For about ten seconds, that’s all I cared about.
And then I was pissed about it.
I pressed my head against her shoulder and let it rest there—in a sort of canine counterpart of a hug—but the warm fuzziness that hug was causing didn’t keep my angry thoughts quiet. (Why are you here? Why would you leave mom?)
(Because I got your letter.)
(The one where I told you I was glad you weren’t here in the middle of all this crap? Or did you not read that part?)
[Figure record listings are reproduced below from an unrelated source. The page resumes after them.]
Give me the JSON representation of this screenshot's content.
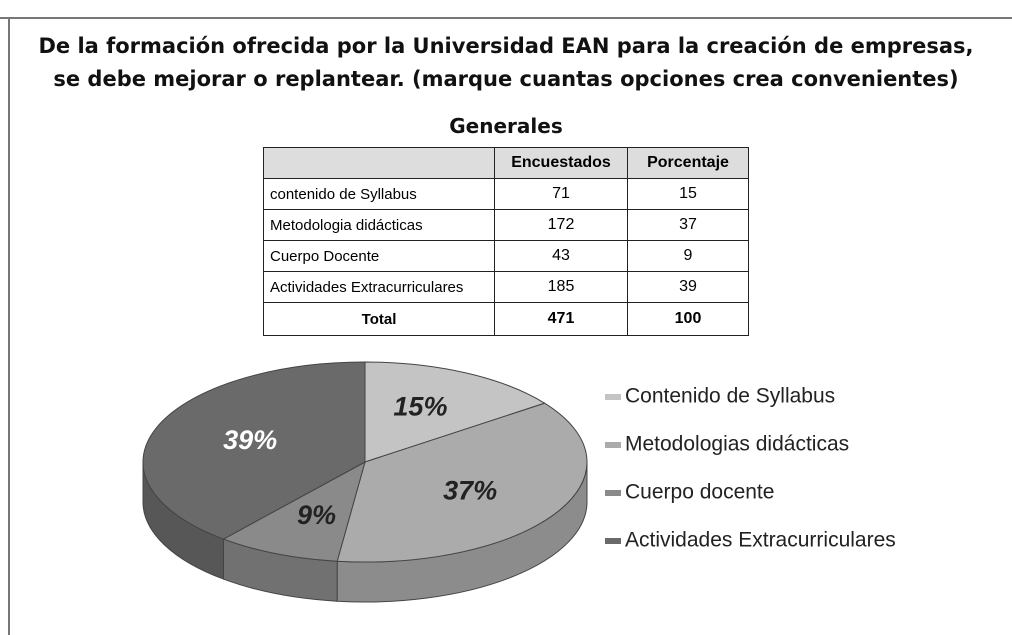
{
  "title": [
    "De la formación ofrecida por la Universidad EAN para la creación de empresas,",
    "se debe mejorar o replantear. (marque cuantas opciones crea convenientes)"
  ],
  "table": {
    "title": "Generales",
    "header": [
      "Encuestados",
      "Porcentaje"
    ],
    "rows": [
      [
        "contenido de Syllabus",
        71,
        15
      ],
      [
        "Metodologia didácticas",
        172,
        37
      ],
      [
        "Cuerpo Docente",
        43,
        9
      ],
      [
        "Actividades Extracurriculares",
        185,
        39
      ]
    ],
    "total": [
      "Total",
      471,
      100
    ]
  },
  "chart_data": {
    "type": "pie",
    "categories": [
      "Contenido de Syllabus",
      "Metodologias didácticas",
      "Cuerpo docente",
      "Actividades Extracurriculares"
    ],
    "values": [
      15,
      37,
      9,
      39
    ],
    "value_labels": [
      "15%",
      "37%",
      "9%",
      "39%"
    ],
    "colors": [
      "#c4c4c4",
      "#ababab",
      "#8a8a8a",
      "#6a6a6a"
    ]
  }
}
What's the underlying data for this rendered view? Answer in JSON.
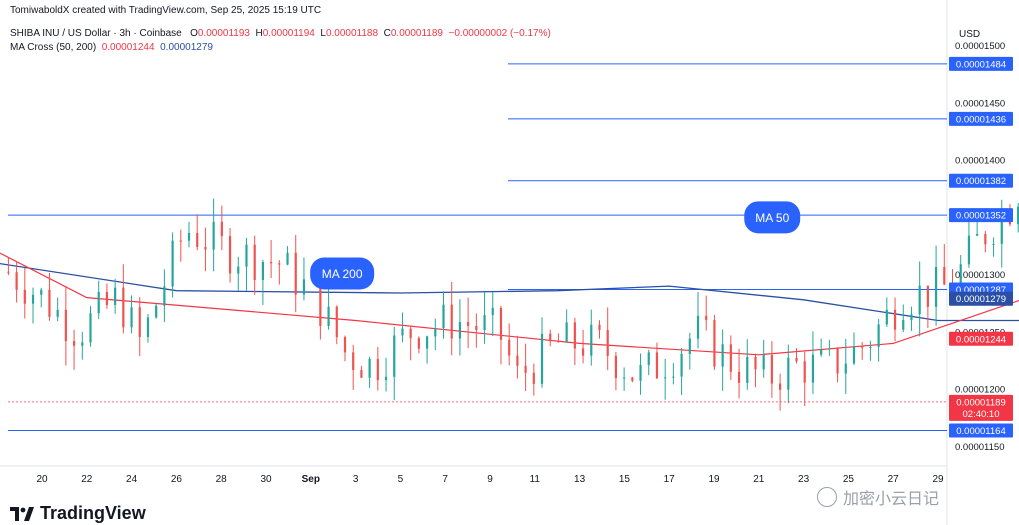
{
  "header": {
    "credit": "TomiwaboldX created with TradingView.com, Sep 25, 2025 15:19 UTC",
    "symbol": "SHIBA INU / US Dollar · 3h · Coinbase",
    "open_label": "O",
    "open": "0.00001193",
    "high_label": "H",
    "high": "0.00001194",
    "low_label": "L",
    "low": "0.00001188",
    "close_label": "C",
    "close": "0.00001189",
    "change": "−0.00000002 (−0.17%)",
    "indicator": "MA Cross (50, 200)",
    "ma50_value": "0.00001244",
    "ma200_value": "0.00001279",
    "currency": "USD"
  },
  "brand": {
    "name": "TradingView"
  },
  "watermark": {
    "text": "加密小云日记"
  },
  "colors": {
    "up": "#26a69a",
    "down": "#ef5350",
    "ma50": "#f23645",
    "ma200": "#2a4fa3",
    "level": "#2962ff",
    "price": "#f23645"
  },
  "chart_data": {
    "type": "candlestick",
    "x_ticks": [
      "20",
      "22",
      "24",
      "26",
      "28",
      "30",
      "Sep",
      "3",
      "5",
      "7",
      "9",
      "11",
      "13",
      "15",
      "17",
      "19",
      "21",
      "23",
      "25",
      "27",
      "29"
    ],
    "y_ticks": [
      "0.00001150",
      "0.00001200",
      "0.00001250",
      "0.00001300",
      "0.00001350",
      "0.00001400",
      "0.00001450",
      "0.00001500"
    ],
    "ylim": [
      1.14e-05,
      1.5e-05
    ],
    "horizontal_levels": [
      {
        "value": "0.00001484",
        "color": "#2962ff"
      },
      {
        "value": "0.00001436",
        "color": "#2962ff"
      },
      {
        "value": "0.00001382",
        "color": "#2962ff"
      },
      {
        "value": "0.00001352",
        "color": "#2962ff"
      },
      {
        "value": "0.00001287",
        "color": "#2962ff"
      },
      {
        "value": "0.00001164",
        "color": "#2962ff"
      }
    ],
    "price_labels": [
      {
        "value": "0.00001279",
        "color": "#2a4fa3"
      },
      {
        "value": "0.00001244",
        "color": "#f23645"
      },
      {
        "value": "0.00001189",
        "color": "#f23645",
        "countdown": "02:40:10"
      }
    ],
    "annotations": [
      {
        "text": "MA 200",
        "x_date": "Sep 1",
        "y": 1.3e-05
      },
      {
        "text": "MA 50",
        "x_date": "Sep 19",
        "y": 1.35e-05
      }
    ],
    "ma200": [
      [
        -1,
        1.31e-05
      ],
      [
        3,
        1.286e-05
      ],
      [
        8,
        1.284e-05
      ],
      [
        11.5,
        1.286e-05
      ],
      [
        14,
        1.29e-05
      ],
      [
        17,
        1.278e-05
      ],
      [
        20,
        1.26e-05
      ],
      [
        24,
        1.26e-05
      ],
      [
        27,
        1.28e-05
      ],
      [
        31,
        1.29e-05
      ],
      [
        34,
        1.286e-05
      ],
      [
        36,
        1.281e-05
      ]
    ],
    "ma50": [
      [
        -1,
        1.32e-05
      ],
      [
        1,
        1.28e-05
      ],
      [
        4,
        1.27e-05
      ],
      [
        7,
        1.26e-05
      ],
      [
        12,
        1.24e-05
      ],
      [
        16,
        1.23e-05
      ],
      [
        19,
        1.24e-05
      ],
      [
        22,
        1.28e-05
      ],
      [
        23,
        1.32e-05
      ],
      [
        25,
        1.34e-05
      ],
      [
        28,
        1.345e-05
      ],
      [
        31,
        1.3e-05
      ],
      [
        34,
        1.26e-05
      ],
      [
        36,
        1.24e-05
      ]
    ],
    "ohlc_path": [
      [
        -1,
        1.31e-05
      ],
      [
        0,
        1.28e-05
      ],
      [
        0.8,
        1.25e-05
      ],
      [
        1.7,
        1.28e-05
      ],
      [
        2.2,
        1.24e-05
      ],
      [
        3.2,
        1.34e-05
      ],
      [
        4.2,
        1.32e-05
      ],
      [
        5.3,
        1.31e-05
      ],
      [
        6.1,
        1.28e-05
      ],
      [
        6.8,
        1.23e-05
      ],
      [
        7.4,
        1.22e-05
      ],
      [
        8.2,
        1.25e-05
      ],
      [
        9.2,
        1.26e-05
      ],
      [
        10.2,
        1.25e-05
      ],
      [
        10.6,
        1.21e-05
      ],
      [
        11.5,
        1.24e-05
      ],
      [
        12.4,
        1.24e-05
      ],
      [
        13.3,
        1.21e-05
      ],
      [
        14.1,
        1.23e-05
      ],
      [
        14.6,
        1.25e-05
      ],
      [
        15.5,
        1.22e-05
      ],
      [
        16.2,
        1.21e-05
      ],
      [
        16.8,
        1.22e-05
      ],
      [
        17.6,
        1.22e-05
      ],
      [
        18.4,
        1.24e-05
      ],
      [
        19.2,
        1.28e-05
      ],
      [
        20.3,
        1.29e-05
      ],
      [
        20.9,
        1.33e-05
      ],
      [
        21.6,
        1.36e-05
      ],
      [
        22.3,
        1.41e-05
      ],
      [
        22.9,
        1.48e-05
      ],
      [
        23.5,
        1.43e-05
      ],
      [
        24.3,
        1.38e-05
      ],
      [
        24.9,
        1.38e-05
      ],
      [
        25.6,
        1.31e-05
      ],
      [
        26.3,
        1.31e-05
      ],
      [
        27.2,
        1.3e-05
      ],
      [
        27.8,
        1.35e-05
      ],
      [
        28.7,
        1.33e-05
      ],
      [
        29.4,
        1.29e-05
      ],
      [
        30.2,
        1.3e-05
      ],
      [
        31.2,
        1.29e-05
      ],
      [
        31.5,
        1.26e-05
      ],
      [
        32.1,
        1.2e-05
      ],
      [
        32.9,
        1.21e-05
      ],
      [
        33.7,
        1.22e-05
      ],
      [
        34.3,
        1.24e-05
      ],
      [
        35.1,
        1.2e-05
      ],
      [
        35.9,
        1.19e-05
      ]
    ]
  }
}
(I read it. Multiple times.)
(Then why?)
(Because I wanted to see you, alright?) The thought had a laser sharpness to it that made me think she’d kept it just between us. (Because if this is how it ends…) She glanced at the others around us. At the group on the plateau. At Kael and Will and everyone else making their way over to us. All of them bloody and broken up in different ways. (…I just didn’t want to go without seeing you again. So I demanded these guys bring me with them when they came to meet up with you—and no, I’m not going anywhere.)
My breath caught in my throat. I was still furious, but all I could think was, (No, you aren’t. You’re staying right next to me, now. And this isn’t the end, either.)